Director Willem Kieft objected to the landing of the Swedes, but Minuit ignored him, since he knew that the Dutch were militarily impotent at the moment. Minuit finished Fort Christina during 1638, then departed for Stockholm for a second group. He made a side trip to the Caribbean to pick up a shipment of tobacco for resale in Europe to make the voyage profitable. Minuit died on this voyage during a hurricane at St. Christopher in the Caribbean.

The official duties of the first governor of New Sweden were carried out by Lieutenant (promoted to Captain) Måns Nilsson Kling, until a new governor was chosen and brought from Sweden two years later.

Under Johan Björnsson Printz, governor from 1643 to 1653, the company expanded along the river from Fort Christina, establishing Fort Nya Elfsborg on the east bank of the Delaware near present-day Salem, New Jersey and Fort Nya Gothenborg on Tinicum Island (to the immediate southwest of today's Philadelphia), where he also built his manor house, The Printzhof. The Swedish colony initially prospered. In 1644, New Sweden supported the Susquehannocks in their victory in a war against the English Province of Maryland. In May 1654, the Dutch Fort Casimir was captured by soldiers from the New Sweden colony led by governor Johan Risingh. Fort Casimir was renamed Fort Trinity (in Swedish, Trefaldigheten).

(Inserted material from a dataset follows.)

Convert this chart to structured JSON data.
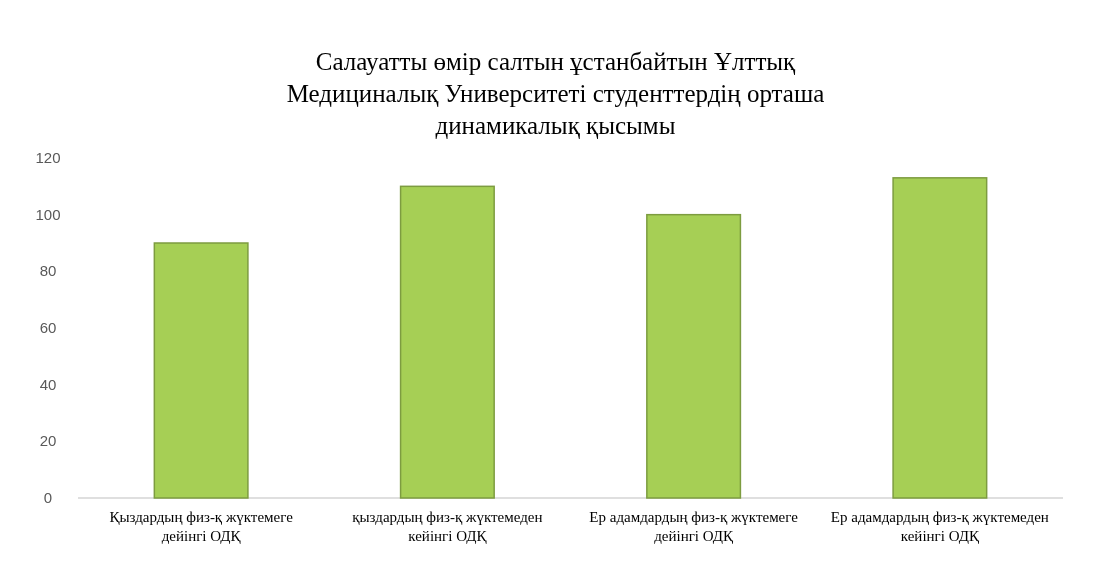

Soon after Sweden opened the Second Northern War in the Baltic by attacking the Polish-Lithuanian Commonwealth, the Dutch moved to take advantage and an armed squadron of ships under the direction of Director-General Peter Stuyvesant seized New Sweden. The Dutch moved an army to the Delaware River in the summer of 1655, easily capturing Fort Trinity and Fort Christina. The Swedish settlement was incorporated into Dutch New Netherland on September 15, 1655. Initially, the Swedish and Finnish settlers continued to enjoy local autonomy, retaining their own militia, religion, court, and lands.

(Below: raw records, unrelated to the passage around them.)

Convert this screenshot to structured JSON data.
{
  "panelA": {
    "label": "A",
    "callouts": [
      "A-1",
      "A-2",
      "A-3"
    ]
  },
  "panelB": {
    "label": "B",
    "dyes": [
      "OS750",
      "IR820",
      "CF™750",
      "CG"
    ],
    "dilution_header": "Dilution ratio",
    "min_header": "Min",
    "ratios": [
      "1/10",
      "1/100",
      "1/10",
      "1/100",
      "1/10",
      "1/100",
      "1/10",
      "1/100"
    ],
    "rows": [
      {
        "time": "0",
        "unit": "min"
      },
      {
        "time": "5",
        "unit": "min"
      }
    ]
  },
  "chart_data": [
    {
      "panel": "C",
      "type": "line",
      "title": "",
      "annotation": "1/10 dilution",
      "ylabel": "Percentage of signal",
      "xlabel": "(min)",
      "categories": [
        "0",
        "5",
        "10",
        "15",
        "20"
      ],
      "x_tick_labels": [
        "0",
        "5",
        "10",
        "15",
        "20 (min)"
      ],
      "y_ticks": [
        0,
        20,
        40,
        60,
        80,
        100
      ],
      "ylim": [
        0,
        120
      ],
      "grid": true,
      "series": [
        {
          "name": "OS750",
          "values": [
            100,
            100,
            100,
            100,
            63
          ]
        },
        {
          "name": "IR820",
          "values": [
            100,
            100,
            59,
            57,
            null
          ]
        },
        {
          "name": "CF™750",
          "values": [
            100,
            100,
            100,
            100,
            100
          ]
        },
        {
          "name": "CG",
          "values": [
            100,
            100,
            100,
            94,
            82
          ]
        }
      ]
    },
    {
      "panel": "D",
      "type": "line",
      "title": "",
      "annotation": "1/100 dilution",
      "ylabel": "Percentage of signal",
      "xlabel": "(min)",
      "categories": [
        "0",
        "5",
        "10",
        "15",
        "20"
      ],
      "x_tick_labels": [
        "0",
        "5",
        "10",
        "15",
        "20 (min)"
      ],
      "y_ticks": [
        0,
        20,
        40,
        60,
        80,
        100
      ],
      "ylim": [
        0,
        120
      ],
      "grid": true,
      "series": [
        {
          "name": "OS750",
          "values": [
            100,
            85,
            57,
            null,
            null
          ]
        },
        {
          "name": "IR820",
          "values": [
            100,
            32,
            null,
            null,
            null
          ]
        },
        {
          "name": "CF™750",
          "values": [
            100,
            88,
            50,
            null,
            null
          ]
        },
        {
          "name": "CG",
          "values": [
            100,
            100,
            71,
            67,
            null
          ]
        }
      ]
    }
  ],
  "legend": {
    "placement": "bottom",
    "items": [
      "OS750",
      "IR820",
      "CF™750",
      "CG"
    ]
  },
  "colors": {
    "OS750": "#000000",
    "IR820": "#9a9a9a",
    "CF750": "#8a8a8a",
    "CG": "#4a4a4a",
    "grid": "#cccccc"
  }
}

This status lasted officially until the English conquest of the New Netherland colony was launched on June 24, 1664. The Duke of York sold the area that is today New Jersey to John Berkeley and George Carteret for a proprietary colony, separate from the projected New York. The actual invasion started on August 29, 1664, with the capture of New Amsterdam. The invasion concluded with the capture of Fort Casimir (New Castle, Delaware) in October 1664. The invasion was conducted at the start of the Second Anglo-Dutch War.

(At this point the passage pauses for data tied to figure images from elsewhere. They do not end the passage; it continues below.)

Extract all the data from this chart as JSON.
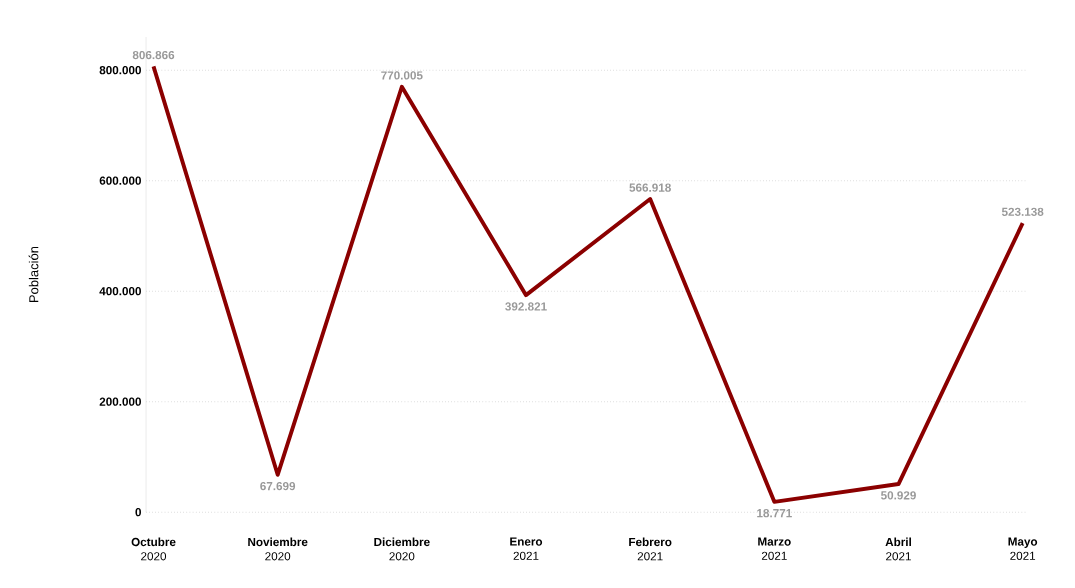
{
  "chart_data": {
    "type": "line",
    "ylabel": "Población",
    "categories": [
      "**Octubre** 2020",
      "**Noviembre** 2020",
      "**Diciembre** 2020",
      "**Enero** 2021",
      "**Febrero** 2021",
      "**Marzo** 2021",
      "**Abril** 2021",
      "**Mayo** 2021"
    ],
    "values": [
      806866,
      67699,
      770005,
      392821,
      566918,
      18771,
      50929,
      523138
    ],
    "value_labels": [
      "806.866",
      "67.699",
      "770.005",
      "392.821",
      "566.918",
      "18.771",
      "50.929",
      "523.138"
    ],
    "color": "#8b0000",
    "ylim": [
      0,
      860000
    ],
    "yticks": [
      {
        "value": 0,
        "label": "0"
      },
      {
        "value": 200000,
        "label": "200.000"
      },
      {
        "value": 400000,
        "label": "400.000"
      },
      {
        "value": 600000,
        "label": "600.000"
      },
      {
        "value": 800000,
        "label": "800.000"
      }
    ],
    "grid": "y",
    "marker": "none",
    "line_style": "solid"
  }
}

The status continued unofficially until the area was included in William Penn's charter for Pennsylvania, on August 24, 1682. During this later period some immigration and expansion continued. The first settlement at Wicaco, a Swedish settlers' log blockhouse located below Society Hill, was built in present-day Philadelphia in 1669. It was later used as a church until about 1700, when Gloria Dei (Old Swedes') Church of Philadelphia was built on the site.